Ormai definitivamente competitivo anche sul rosso, come dimostrato ampiamente dai successi nei Master 1000 di Madrid 2015 e di Roma 2016, lo scozzese da poco divenuto papà è rimasto l'unico avversario di Novak Djokovic realmente credibile per continuità di risultati. Con Rafa Nadal e Roger Federer fuori causa per acciacchi assortiti, è lui l'ultimo ostacolo che si frappone tra il fuoriclasse serbo e la Coppa dei Moschettieri, trofeo ancora mancante nella bacheca del numero uno al mondo. Domani un'altra occasione per trasformare una carriera da quarto Fab a giocatore capace di conquistare uno Slam su tutte le superfici, dopo gli US Open 2012 e Wimbledon 2013 (guarda caso vinti in finale proprio contro Nole). L'ultima versione di Murray, riveduta e corretta negli anni, è quella di un giocatore più aggressivo e meno titubante da fondo campo, in particolar modo con il diritto, colpo ondivago nel repertorio dello scozzese. Mai in difficoltà con il rovescio, il numero due del ranking Atp ha finalmente trovato quel coraggio che gli mancava per cercare di abbreviare gli scambi, come ampiamente dimostrato dalla semifinale vinta ieri in quattro set su Stan Wawrinka, lo svizzero campione uscente.
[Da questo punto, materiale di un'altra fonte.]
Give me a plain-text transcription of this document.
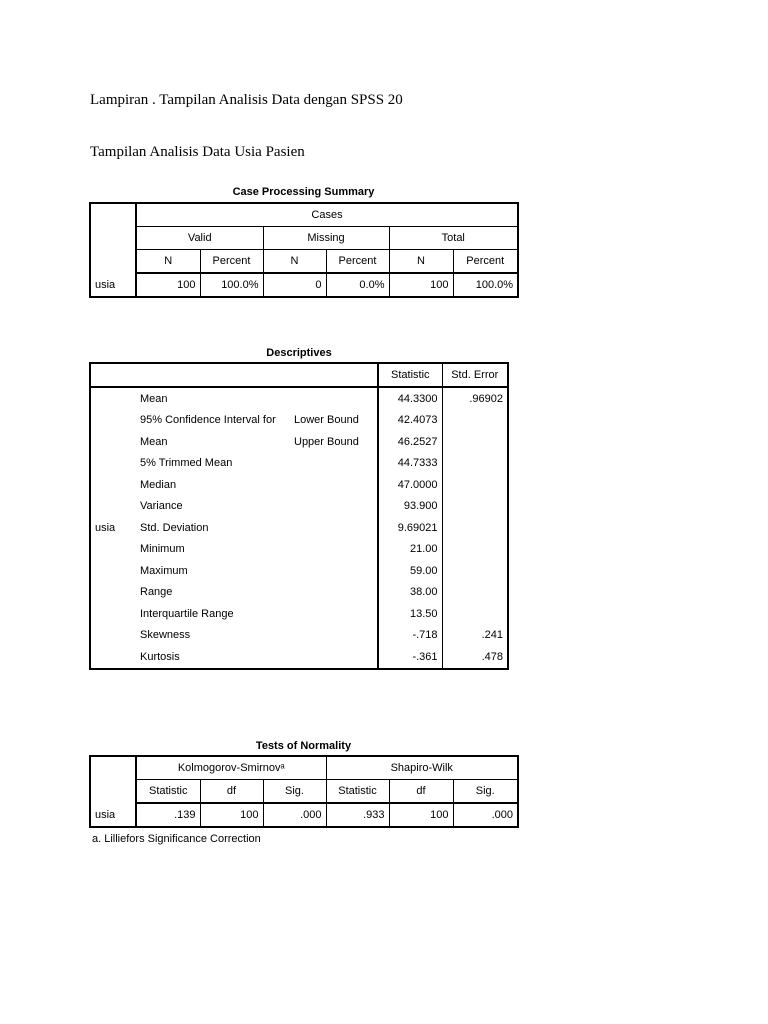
Lampiran . Tampilan Analisis Data dengan SPSS 20
Tampilan Analisis Data Usia Pasien
Case Processing Summary
	Cases					
	Valid		Missing		Total	
	N	Percent	N	Percent	N	Percent
usia	100	100.0%	0	0.0%	100	100.0%
Descriptives
			Statistic	Std. Error
usia	Mean		44.3300	.96902
	95% Confidence Interval for	Lower Bound	42.4073	
	Mean	Upper Bound	46.2527	
	5% Trimmed Mean		44.7333	
	Median		47.0000	
	Variance		93.900	
	Std. Deviation		9.69021	
	Minimum		21.00	
	Maximum		59.00	
	Range		38.00	
	Interquartile Range		13.50	
	Skewness		-.718	.241
	Kurtosis		-.361	.478
Tests of Normality
	Kolmogorov-Smirnovᵃ			Shapiro-Wilk		
	Statistic	df	Sig.	Statistic	df	Sig.
usia	.139	100	.000	.933	100	.000
a. Lilliefors Significance Correction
Contro Djokovic sarà una partita a specchio, più che a scacchi, ma Murray si porta dietro il ricordo positivo della finale di Roma, precedente beneagurante datato solo tre settimane.
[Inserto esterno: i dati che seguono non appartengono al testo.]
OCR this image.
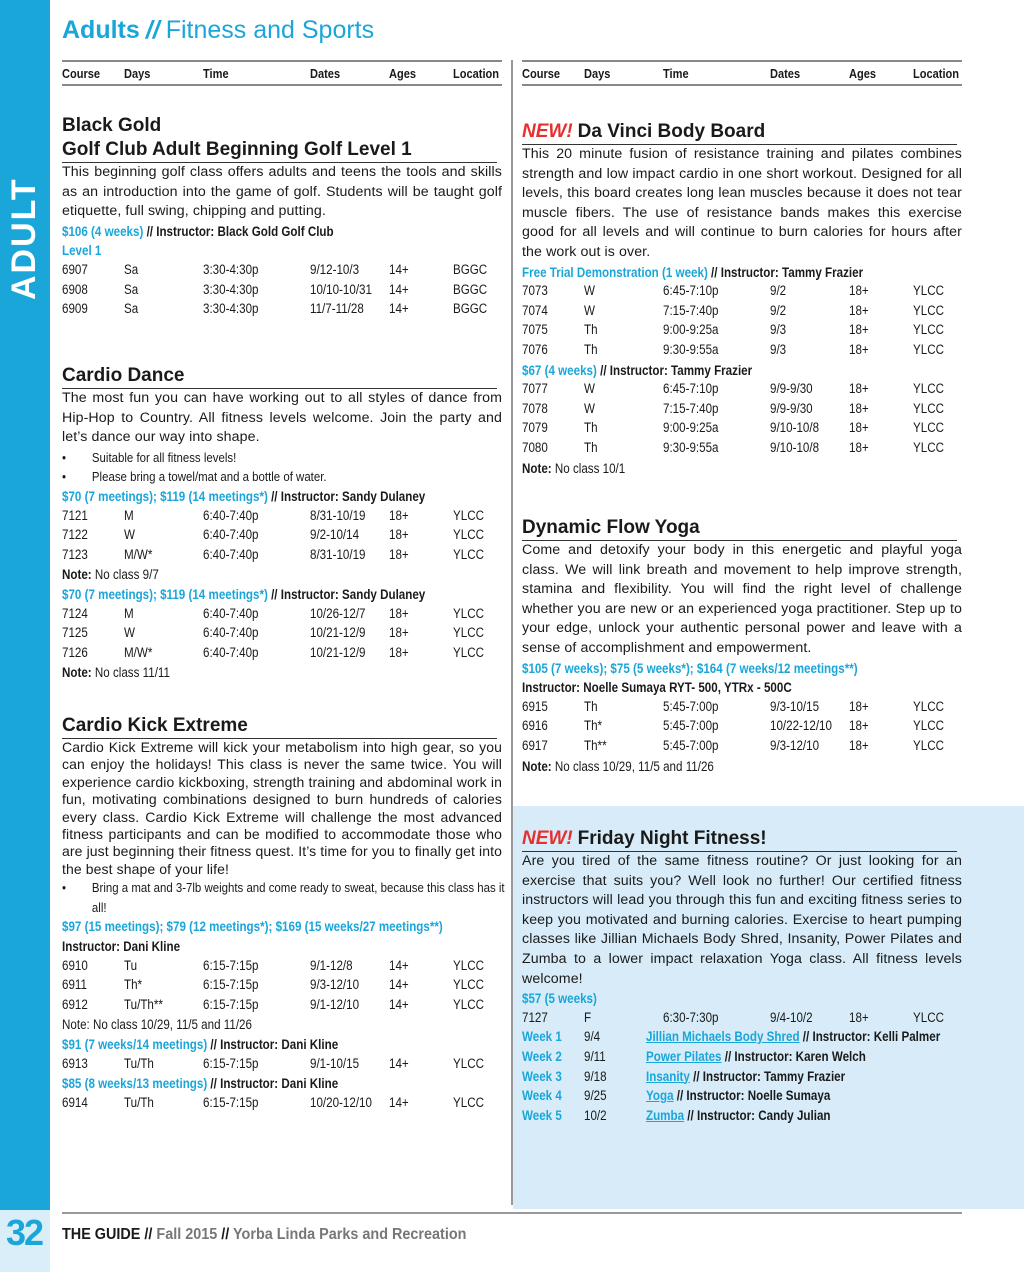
ADULT
32
Adults // Fitness and Sports
Course Days	Time	Dates	Ages	Location
Black Gold
Golf Club Adult Beginning Golf Level 1
This beginning golf class offers adults and teens the tools and skills as an introduction into the game of golf. Students will be taught golf etiquette, full swing, chipping and putting.
$106 (4 weeks) // Instructor: Black Gold Golf Club
Level 1
6907	Sa	3:30-4:30p	9/12-10/3 14+	BGGC
6908	Sa	3:30-4:30p	10/10-10/31 14+	BGGC
6909	Sa	3:30-4:30p	11/7-11/28 14+	BGGC
Cardio Dance
The most fun you can have working out to all styles of dance from Hip-Hop to Country. All fitness levels welcome. Join the party and let’s dance our way into shape.
• Suitable for all fitness levels!
• Please bring a towel/mat and a bottle of water.
$70 (7 meetings); $119 (14 meetings*) // Instructor: Sandy Dulaney
7121	M	6:40-7:40p	8/31-10/19 18+	YLCC
7122	W	6:40-7:40p	9/2-10/14 18+	YLCC
7123	M/W*	6:40-7:40p	8/31-10/19 18+	YLCC
Note: No class 9/7
$70 (7 meetings); $119 (14 meetings*) // Instructor: Sandy Dulaney
7124	M	6:40-7:40p	10/26-12/7 18+	YLCC
7125	W	6:40-7:40p	10/21-12/9 18+	YLCC
7126	M/W*	6:40-7:40p	10/21-12/9 18+	YLCC
Note: No class 11/11
Cardio Kick Extreme
Cardio Kick Extreme will kick your metabolism into high gear, so you can enjoy the holidays! This class is never the same twice. You will experience cardio kickboxing, strength training and abdominal work in fun, motivating combinations designed to burn hundreds of calories every class. Cardio Kick Extreme will challenge the most advanced fitness participants and can be modified to accommodate those who are just beginning their fitness quest. It’s time for you to finally get into the best shape of your life!
• Bring a mat and 3-7lb weights and come ready to sweat, because this class has it all!
$97 (15 meetings); $79 (12 meetings*); $169 (15 weeks/27 meetings**)
Instructor: Dani Kline
6910	Tu	6:15-7:15p	9/1-12/8	14+	YLCC
6911	Th*	6:15-7:15p	9/3-12/10 14+	YLCC
6912	Tu/Th**	6:15-7:15p	9/1-12/10 14+	YLCC
Note: No class 10/29, 11/5 and 11/26
$91 (7 weeks/14 meetings) // Instructor: Dani Kline
6913	Tu/Th	6:15-7:15p	9/1-10/15 14+	YLCC
$85 (8 weeks/13 meetings) // Instructor: Dani Kline
6914	Tu/Th	6:15-7:15p	10/20-12/10 14+	YLCC
Course Days	Time	Dates	Ages	Location
NEW! Da Vinci Body Board
This 20 minute fusion of resistance training and pilates combines strength and low impact cardio in one short workout. Designed for all levels, this board creates long lean muscles because it does not tear muscle fibers. The use of resistance bands makes this exercise good for all levels and will continue to burn calories for hours after the work out is over.
Free Trial Demonstration (1 week) // Instructor: Tammy Frazier
7073	W	6:45-7:10p	9/2	18+	YLCC
7074	W	7:15-7:40p	9/2	18+	YLCC
7075	Th	9:00-9:25a	9/3	18+	YLCC
7076	Th	9:30-9:55a	9/3	18+	YLCC
$67 (4 weeks) // Instructor: Tammy Frazier
7077	W	6:45-7:10p	9/9-9/30	18+	YLCC
7078	W	7:15-7:40p	9/9-9/30	18+	YLCC
7079	Th	9:00-9:25a	9/10-10/8 18+	YLCC
7080	Th	9:30-9:55a	9/10-10/8 18+	YLCC
Note: No class 10/1
Dynamic Flow Yoga
Come and detoxify your body in this energetic and playful yoga class. We will link breath and movement to help improve strength, stamina and flexibility. You will find the right level of challenge whether you are new or an experienced yoga practitioner. Step up to your edge, unlock your authentic personal power and leave with a sense of accomplishment and empowerment.
$105 (7 weeks); $75 (5 weeks*); $164 (7 weeks/12 meetings**)
Instructor: Noelle Sumaya RYT- 500, YTRx - 500C
6915	Th	5:45-7:00p	9/3-10/15 18+	YLCC
6916	Th*	5:45-7:00p	10/22-12/10 18+	YLCC
6917	Th**	5:45-7:00p	9/3-12/10 18+	YLCC
Note: No class 10/29, 11/5 and 11/26
NEW! Friday Night Fitness!
Are you tired of the same fitness routine? Or just looking for an exercise that suits you? Well look no further! Our certified fitness instructors will lead you through this fun and exciting fitness series to keep you motivated and burning calories. Exercise to heart pumping classes like Jillian Michaels Body Shred, Insanity, Power Pilates and Zumba to a lower impact relaxation Yoga class. All fitness levels welcome!
$57 (5 weeks)
7127	F	6:30-7:30p	9/4-10/2	18+	YLCC
Week 1 9/4	Jillian Michaels Body Shred // Instructor: Kelli Palmer
Week 2 9/11	Power Pilates // Instructor: Karen Welch
Week 3 9/18	Insanity // Instructor: Tammy Frazier
Week 4 9/25	Yoga // Instructor: Noelle Sumaya
Week 5 10/2	Zumba // Instructor: Candy Julian
THE GUIDE // Fall 2015 // Yorba Linda Parks and Recreation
Eppure il britannico accusa ancora clamorosi cali di concentrazione durante i match, che consentono agli avversari di avere quasi sempre un'opportunità per rientrare o scappare via nel punteggio, e che lo inducono a un atteggiamento vagamente sconsolato, in guerra con il mondo intero, che non fa altro che danneggiarlo. Forse la consapevolezza di essere nato in una generazione di fenomeni accentua questo lato ombroso del carattere di Murray, per il quale vale assolutamente una recente dichiarazione di John McEnroe: "Se ci fosse un warning per ogni lamento (o bestemmia), Murray non finirebbe una partita". E stavolta il mancino più famoso della storia del tennis (non ce ne voglia Nadal) ha colto nel segno con una delle sue proverbiali provocazioni. Ciò che ancora distanzia lo scozzese da Djokovic (ma anche da Roger e Rafa), è infatti l'atteggiamento nei momenti di difficoltà, un misto di sconforto e rassegnazione che fa spesso pendere l'ago della bilancia dalla parte del serbo, al contrario ormai calatosi nella dimensione del vincente inscalfibile, turbato solo dal poco clamore che accompagna i suoi trionfi. Ecco perchè la finale del Roland Garros 2016 è un passaggio fondamentale nella carriera di Murray, che non parte da favorito e che non avrà addosso la pressione di dover vincere a ogni costo, stavolta tutta sul suo rivale, vicino a conquistare un career Grand Slam che lo proietterebbe in un'èlite particolarmente ristretta (basti pensare che uno come Pete Sampras non ne fa parte). Tra Nole e la gloria c'è però un britannico forse troppo orgoglioso, per il quale vincere a Parigi sarebbe l'ultimo regalo al tennis di Sua Maestà, dopo la Coppa Davis conquistata sei mesi fa in Belgio.